The commander said that he welcomed alternative proposals for how to stabilize Afghanistan and stressed that he did not feel that his analysis had been diminished in the view of senior administration officials because of its blunt tone.

“This is the right kind of process, and the way I see duty,” he said. “I have been given the opportunity to provide my inputs to the decision. Then it is my duty to execute that decision.”

General McChrystal, who assumed command of the American and NATO operations in Afghanistan in June, said that he had not spoken directly to Mr. Obama since he submitted his assessment, but that he expected he would after the president and his advisers had time to digest it.

Separately, at a conference in Washington, Gen. David H. Petraeus, commander of American forces in the Middle East, said that both he and Adm. Mike Mullen, chairman of the Joint Chiefs of Staff, had endorsed General McChrystal’s broad assessment of the situation in Afghanistan.

Asked to evaluate the impact of possible delays on endorsing a new strategy and considering troops requests, General McChrystal said, “Obviously, from a strictly military standpoint, time is always important, but it also is relative in this case.”

The general said he never was told to delay his troop request because of political concerns in Washington.

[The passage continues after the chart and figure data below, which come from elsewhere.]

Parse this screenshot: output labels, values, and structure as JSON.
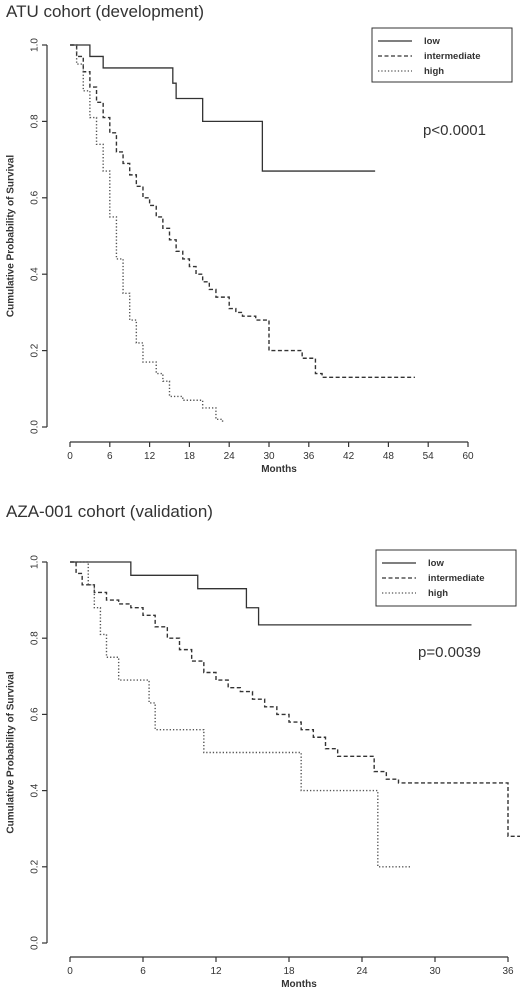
{
  "chart_data": [
    {
      "type": "line",
      "title": "ATU cohort (development)",
      "xlabel": "Months",
      "ylabel": "Cumulative Probability of Survival",
      "xlim": [
        0,
        60
      ],
      "ylim": [
        0.0,
        1.0
      ],
      "xticks": [
        0,
        6,
        12,
        18,
        24,
        30,
        36,
        42,
        48,
        54,
        60
      ],
      "yticks": [
        0.0,
        0.2,
        0.4,
        0.6,
        0.8,
        1.0
      ],
      "grid": false,
      "legend_position": "top-right",
      "annotation": "p<0.0001",
      "series": [
        {
          "name": "low",
          "dash": "solid",
          "color": "#333333",
          "x": [
            0,
            3,
            4,
            5,
            15.5,
            16,
            20,
            29,
            46
          ],
          "y": [
            1.0,
            0.97,
            0.97,
            0.94,
            0.9,
            0.86,
            0.8,
            0.67,
            0.67
          ]
        },
        {
          "name": "intermediate",
          "dash": "dashed",
          "color": "#333333",
          "x": [
            0,
            1,
            2,
            3,
            4,
            5,
            6,
            7,
            8,
            9,
            10,
            11,
            12,
            13,
            14,
            15,
            16,
            17,
            18,
            19,
            20,
            21,
            22,
            24,
            25,
            26,
            28,
            30,
            31,
            35,
            37,
            38,
            52
          ],
          "y": [
            1.0,
            0.97,
            0.93,
            0.89,
            0.85,
            0.81,
            0.77,
            0.72,
            0.69,
            0.66,
            0.63,
            0.6,
            0.58,
            0.55,
            0.52,
            0.49,
            0.46,
            0.44,
            0.42,
            0.4,
            0.38,
            0.36,
            0.34,
            0.31,
            0.3,
            0.29,
            0.28,
            0.2,
            0.2,
            0.18,
            0.14,
            0.13,
            0.13
          ]
        },
        {
          "name": "high",
          "dash": "dotted",
          "color": "#555555",
          "x": [
            0,
            1,
            2,
            3,
            4,
            5,
            6,
            7,
            8,
            9,
            10,
            11,
            12,
            13,
            14,
            15,
            17,
            19,
            20,
            22,
            23
          ],
          "y": [
            1.0,
            0.95,
            0.88,
            0.81,
            0.74,
            0.67,
            0.55,
            0.44,
            0.35,
            0.28,
            0.22,
            0.17,
            0.17,
            0.14,
            0.12,
            0.08,
            0.07,
            0.07,
            0.05,
            0.02,
            0.01
          ]
        }
      ]
    },
    {
      "type": "line",
      "title": "AZA-001 cohort (validation)",
      "xlabel": "Months",
      "ylabel": "Cumulative Probability of Survival",
      "xlim": [
        0,
        36
      ],
      "ylim": [
        0.0,
        1.0
      ],
      "xticks": [
        0,
        6,
        12,
        18,
        24,
        30,
        36
      ],
      "yticks": [
        0.0,
        0.2,
        0.4,
        0.6,
        0.8,
        1.0
      ],
      "grid": false,
      "legend_position": "top-right",
      "annotation": "p=0.0039",
      "series": [
        {
          "name": "low",
          "dash": "solid",
          "color": "#333333",
          "x": [
            0,
            5,
            10.5,
            14.5,
            15.5,
            33
          ],
          "y": [
            1.0,
            0.965,
            0.93,
            0.88,
            0.835,
            0.835
          ]
        },
        {
          "name": "intermediate",
          "dash": "dashed",
          "color": "#333333",
          "x": [
            0,
            0.5,
            1,
            2,
            3,
            4,
            5,
            6,
            7,
            8,
            9,
            10,
            11,
            12,
            13,
            14,
            15,
            16,
            17,
            18,
            19,
            20,
            21,
            22,
            25,
            26,
            27,
            35,
            36,
            38
          ],
          "y": [
            1.0,
            0.97,
            0.94,
            0.92,
            0.9,
            0.89,
            0.88,
            0.86,
            0.83,
            0.8,
            0.77,
            0.74,
            0.71,
            0.69,
            0.67,
            0.66,
            0.64,
            0.62,
            0.6,
            0.58,
            0.56,
            0.54,
            0.51,
            0.49,
            0.45,
            0.43,
            0.42,
            0.42,
            0.28,
            0.28
          ]
        },
        {
          "name": "high",
          "dash": "dotted",
          "color": "#555555",
          "x": [
            0,
            1.5,
            2,
            2.5,
            3,
            4,
            6.5,
            7,
            11,
            18.5,
            19,
            25,
            25.3,
            28
          ],
          "y": [
            1.0,
            0.94,
            0.88,
            0.81,
            0.75,
            0.69,
            0.63,
            0.56,
            0.5,
            0.5,
            0.4,
            0.4,
            0.2,
            0.2
          ]
        }
      ]
    }
  ]
}
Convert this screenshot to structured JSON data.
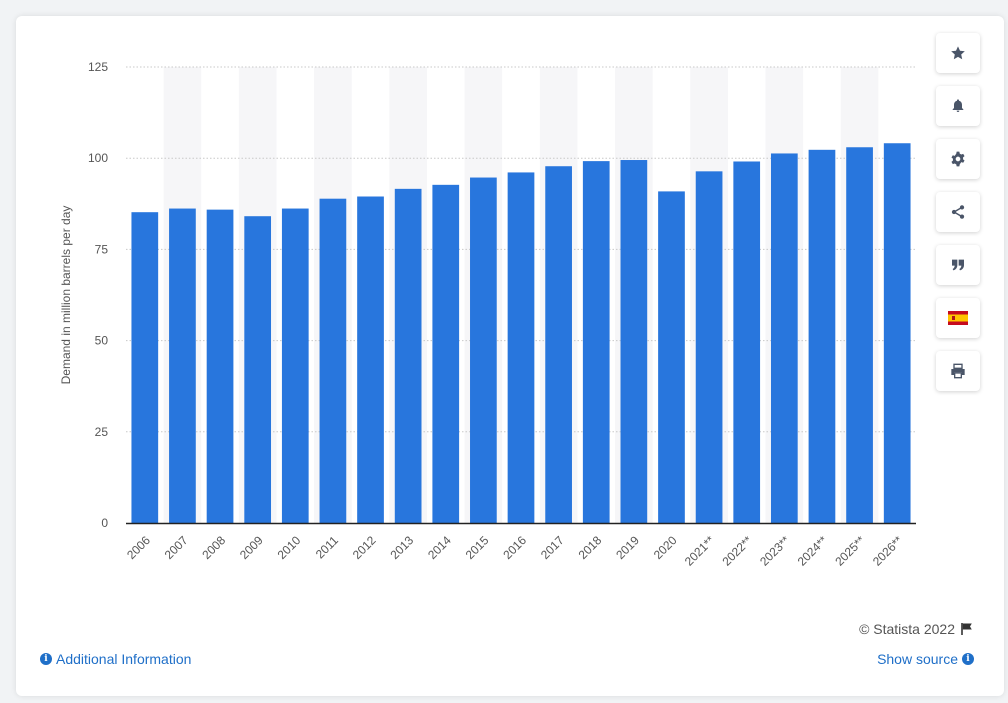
{
  "chart_data": {
    "type": "bar",
    "categories": [
      "2006",
      "2007",
      "2008",
      "2009",
      "2010",
      "2011",
      "2012",
      "2013",
      "2014",
      "2015",
      "2016",
      "2017",
      "2018",
      "2019",
      "2020",
      "2021**",
      "2022**",
      "2023**",
      "2024**",
      "2025**",
      "2026**"
    ],
    "values": [
      85.2,
      86.2,
      85.9,
      84.1,
      86.2,
      88.9,
      89.5,
      91.6,
      92.7,
      94.7,
      96.1,
      97.8,
      99.2,
      99.5,
      90.9,
      96.4,
      99.1,
      101.3,
      102.3,
      103.0,
      104.1
    ],
    "ylabel": "Demand in million barrels per day",
    "xlabel": "",
    "ylim": [
      0,
      125
    ],
    "yticks": [
      0,
      25,
      50,
      75,
      100,
      125
    ],
    "grid": true,
    "bar_color": "#2876dd"
  },
  "toolbar": {
    "items": [
      "star-icon",
      "bell-icon",
      "gear-icon",
      "share-icon",
      "quote-icon",
      "spain-flag-icon",
      "print-icon"
    ]
  },
  "footer": {
    "credit": "© Statista 2022",
    "additional_info": "Additional Information",
    "show_source": "Show source"
  },
  "colors": {
    "link": "#1f6fc8",
    "bar": "#2876dd",
    "band": "#f6f6f8",
    "icon": "#4a5568"
  }
}
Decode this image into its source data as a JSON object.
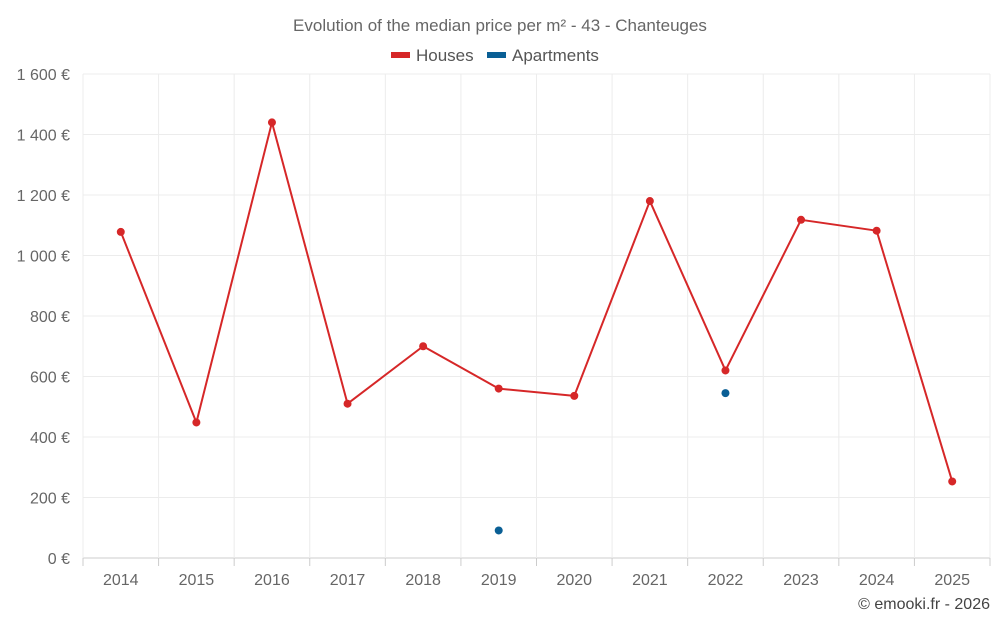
{
  "chart_data": {
    "type": "line",
    "title": "Evolution of the median price per m² - 43 - Chanteuges",
    "categories": [
      "2014",
      "2015",
      "2016",
      "2017",
      "2018",
      "2019",
      "2020",
      "2021",
      "2022",
      "2023",
      "2024",
      "2025"
    ],
    "series": [
      {
        "name": "Houses",
        "color": "#d62728",
        "values": [
          1078,
          448,
          1440,
          510,
          700,
          560,
          536,
          1180,
          620,
          1118,
          1082,
          253
        ]
      },
      {
        "name": "Apartments",
        "color": "#0a5f95",
        "values": [
          null,
          null,
          null,
          null,
          null,
          91,
          null,
          null,
          545,
          null,
          null,
          null
        ]
      }
    ],
    "ylim": [
      0,
      1600
    ],
    "yticks": [
      0,
      200,
      400,
      600,
      800,
      1000,
      1200,
      1400,
      1600
    ],
    "ytick_labels": [
      "0 €",
      "200 €",
      "400 €",
      "600 €",
      "800 €",
      "1 000 €",
      "1 200 €",
      "1 400 €",
      "1 600 €"
    ],
    "xlabel": "",
    "ylabel": "",
    "grid": true,
    "legend_position": "top-center"
  },
  "footer": {
    "credit": "© emooki.fr - 2026"
  }
}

“My prognosis probably did exactly what it should have done: It got people to stop and say, ‘Wait a minute. Let’s look at the basic premise,’ ” he said. “To me, there’s no rift. There’s no boxing anybody in.”

Even in advance of any decisions by the Obama administration, General McChrystal said he was taking steps to reshape the war effort in Afghanistan, including changing the way coalition forces develop Afghanistan’s own security forces.

While there are a range of opinions in Congress on whether to send more combat troops, there is broad support for making a priority of building up Afghanistan’s army and police force.

General McChrystal said he had ordered allied forces working with Afghan soldiers and police officers to go beyond organizing, training and equipping local forces; American and NATO units now try to build “a full-time partnership” with local forces, expanding the relationship to include living side by side, combining their planning efforts and going out on operations together.